That Didn't Hurt At All
I stood there with my dress shirt pulled up some inches, and my pants pulled down the same distance to expose the bare skin on my right hip. His inquisitive face was very close. Almost uncomfortably close. But hey, we're adults, and he's a professional.
"We can try an injection of cortizone to the spots where you need the scar to reduce, or we can use a topical cortizone," he suggested.
"What do you suggest? It's been a year since the appendectomy. What's the best way to do this?" I asked, relying on his years of experience.
"We may as well go with the injection; it's simple and results are faster."
"Is it terribly painful?"
"Oh, it won't hurt me a bit," he replied with a grin.
It must be one of those jokes that doctors all over the world have used before, and probably with almost every single patient they have. Dentists probably know that joke too, but for some reason, I don't think the people seeing the dentists would find it quite as funny. But as much as I knew it was an old well-repeated joke, I had to chuckle. (Hey, it was funny.)
I lay there on the padded bed thing, and he donned the latex gloves, ready to attack my appendectomy scar.
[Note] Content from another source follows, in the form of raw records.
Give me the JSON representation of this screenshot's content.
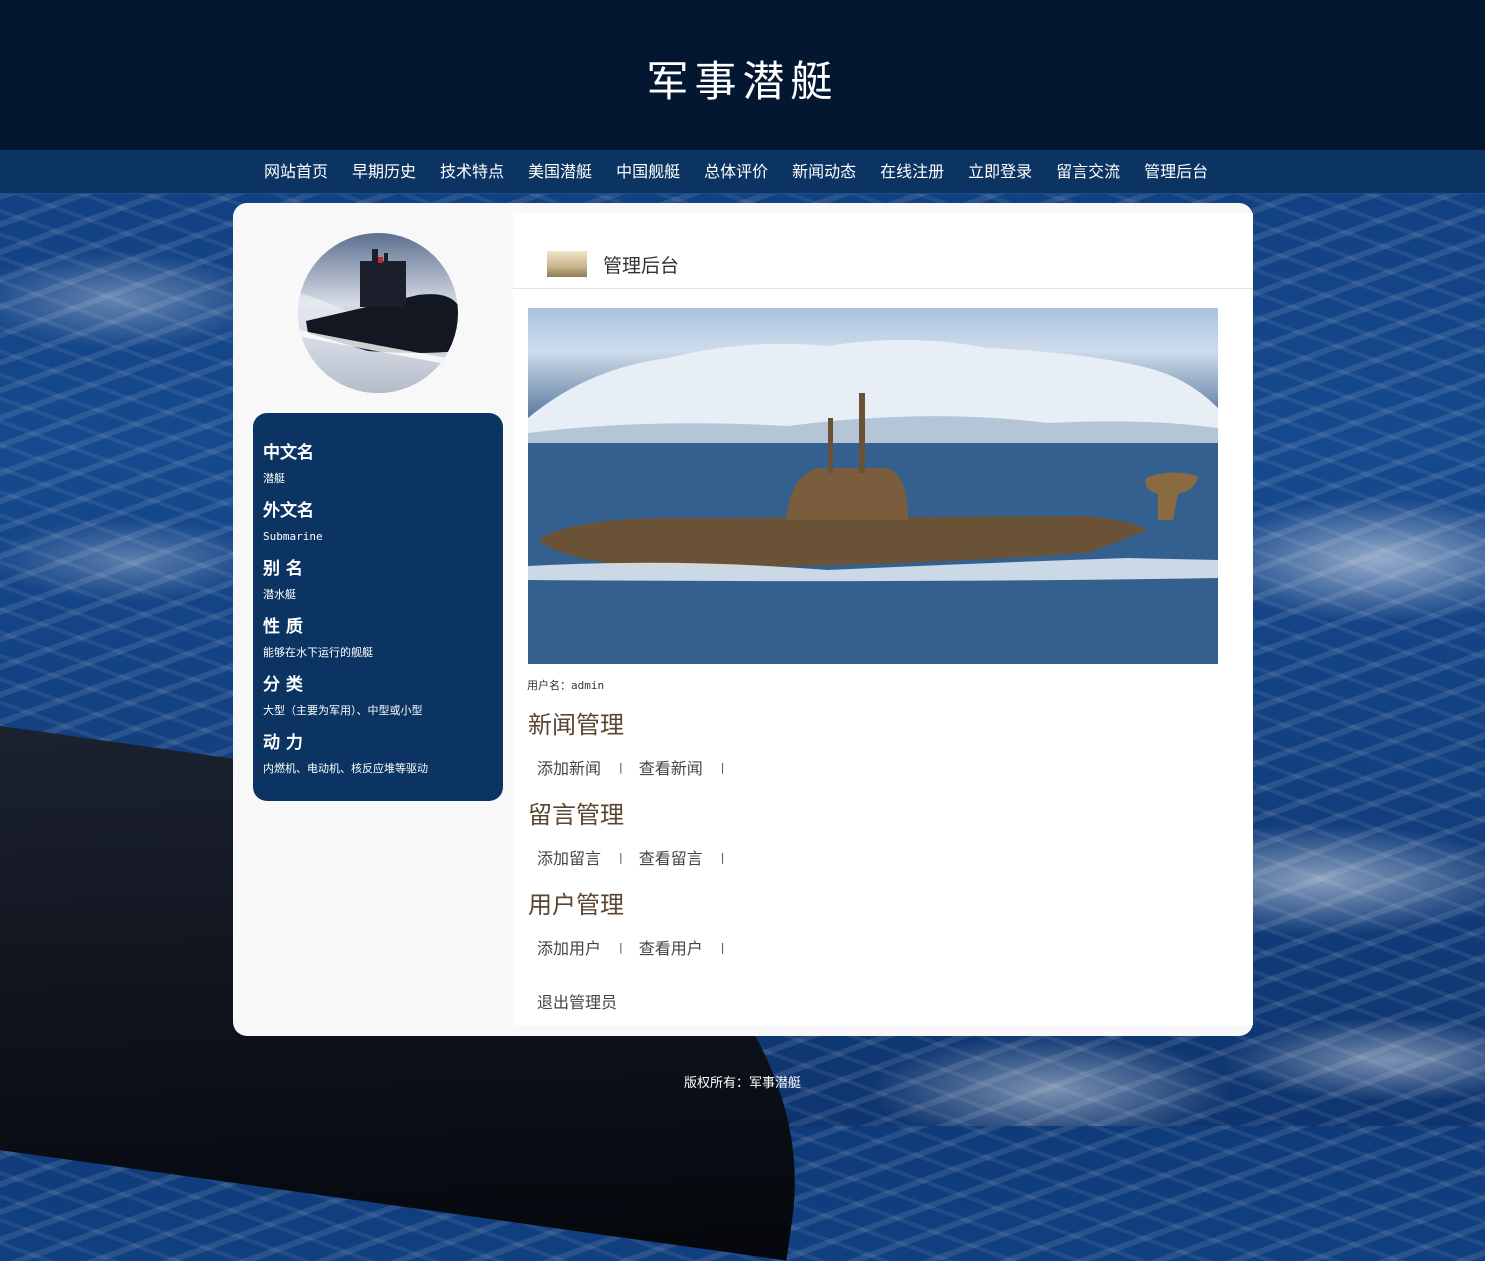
{
  "header": {
    "title": "军事潜艇"
  },
  "nav": {
    "items": [
      "网站首页",
      "早期历史",
      "技术特点",
      "美国潜艇",
      "中国舰艇",
      "总体评价",
      "新闻动态",
      "在线注册",
      "立即登录",
      "留言交流",
      "管理后台"
    ]
  },
  "sidebar": {
    "info": [
      {
        "key": "中文名",
        "value": "潜艇"
      },
      {
        "key": "外文名",
        "value": "Submarine"
      },
      {
        "key": "别 名",
        "value": "潜水艇"
      },
      {
        "key": "性 质",
        "value": "能够在水下运行的舰艇"
      },
      {
        "key": "分 类",
        "value": "大型（主要为军用）、中型或小型"
      },
      {
        "key": "动 力",
        "value": "内燃机、电动机、核反应堆等驱动"
      }
    ]
  },
  "content": {
    "title": "管理后台",
    "username": "用户名：admin",
    "sections": [
      {
        "title": "新闻管理",
        "links": [
          "添加新闻",
          "查看新闻"
        ]
      },
      {
        "title": "留言管理",
        "links": [
          "添加留言",
          "查看留言"
        ]
      },
      {
        "title": "用户管理",
        "links": [
          "添加用户",
          "查看用户"
        ]
      }
    ],
    "separator": "|",
    "logout": "退出管理员"
  },
  "footer": {
    "text": "版权所有：军事潜艇"
  },
  "colors": {
    "header_bg": "#031830",
    "nav_bg": "#0b3463",
    "info_bg": "#0b3463",
    "section_title": "#5a4632"
  }
}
I felt a gentle poking at four distinct points along the length of my scar, but I couldn't strain to see it, for fear of stressing my belly area during the injection. And magically, after those probes, he stepped away. It was amazing, so painless, so easy-breezy-beautiful. I had great new-found respect for my dermatologist!
"That wasn't it, was it?"
"No, that was me and my magic pen, marking off where to inject. And applying a little alcohol on the surface." He wheeled around to the side table, and got the needle, punctured the sealed canister, and loaded it up. Turning to my scar, he announced, "Okay, now we're ready to get started."
Let me tell you this: cortizone injections hurt like a mutha.